Upper management of the company I work at recently stated that all new development should be done with a single combination of Dev tools, language and framework. The main reason behind this is that this way, people can be relocated from one group/project faster, because they don't need to learn a new language when they switch.
Of course the chosen language and framework used by everybody does not need to be the best tool for the job, but it should just be good enough to allow every project to be done.
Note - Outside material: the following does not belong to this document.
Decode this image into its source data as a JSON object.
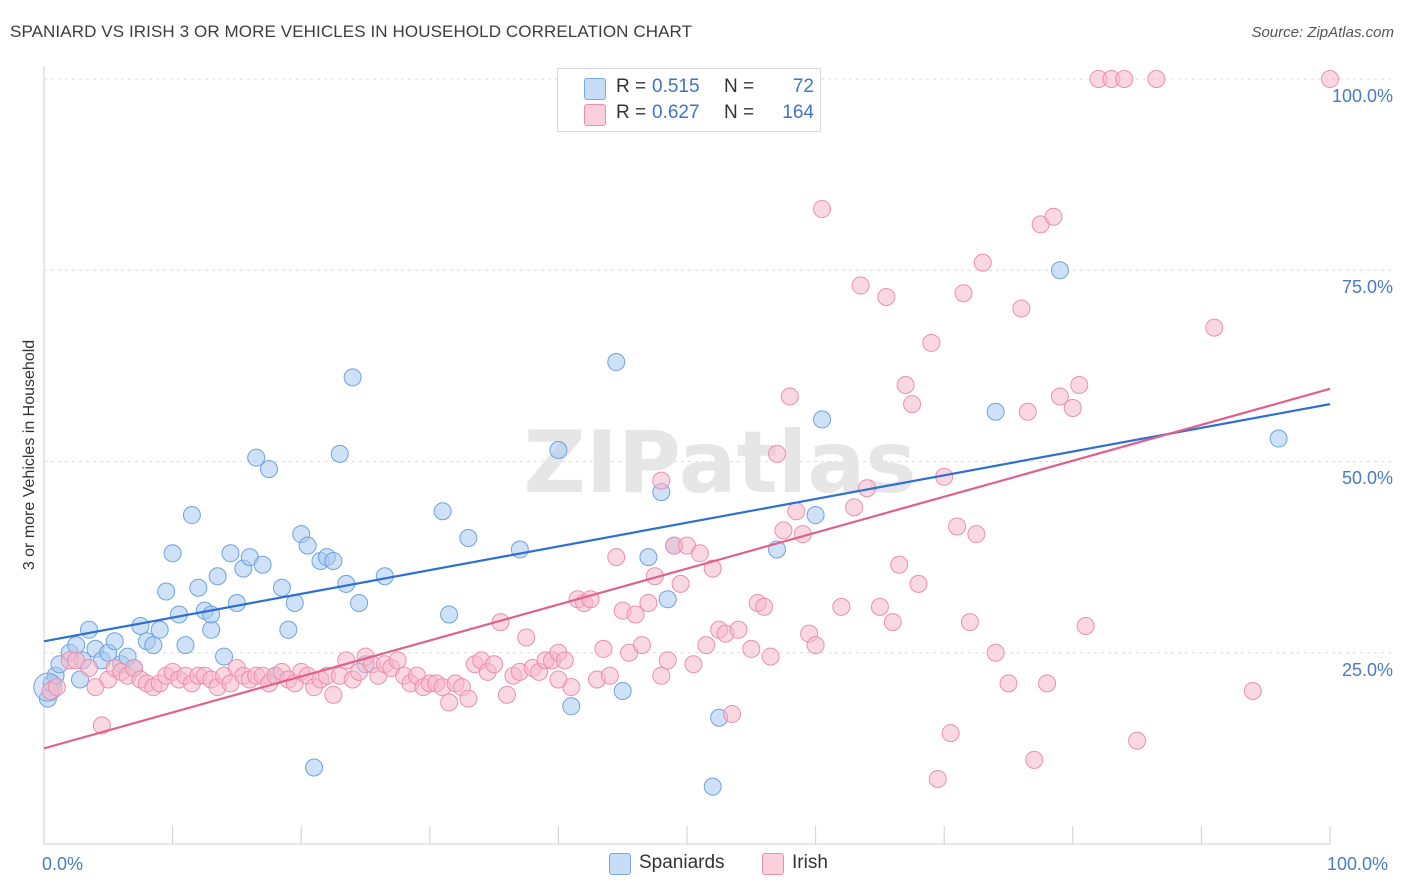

What does HN think about this? Is it ok to use the same development tools and language for every project, without choosing what fits best?
======
gaius
It totally depends on what your company does. If all the development is a
particular style (web apps, desktop apps, embedded systems, etc etc) then it
makes a lot of sense _provided the choice of tool is periodically revisted_
and also provided that it's chosen for the right reasons (i.e. not just
someone senior's "favourite toy"). You don't want to put all your eggs in one
basket and end up in a technological dead end with nowhere to go but a
rewrite. I'd argue that that's what's happened to everyone who thought J2EE
was a good way to build websites...

If however you have a lot of different things going on (e.g. your company's
main business is programming embedded systems and happens to have an unrelated
group doing your website and another unrelated group doing internal desktop
apps for business users) then a one-size-fits-all strategy is likely to be
suboptimal.

------
pmorici
I'd say it depends on what your company does. If every group does basically
the same sort of thing then it might be a wise decision on the part of
management. On the other hand, if one group is making websites and the other
is writing Linux kernel drivers then it shows a complete lack of understanding
on their part of what it is their company does.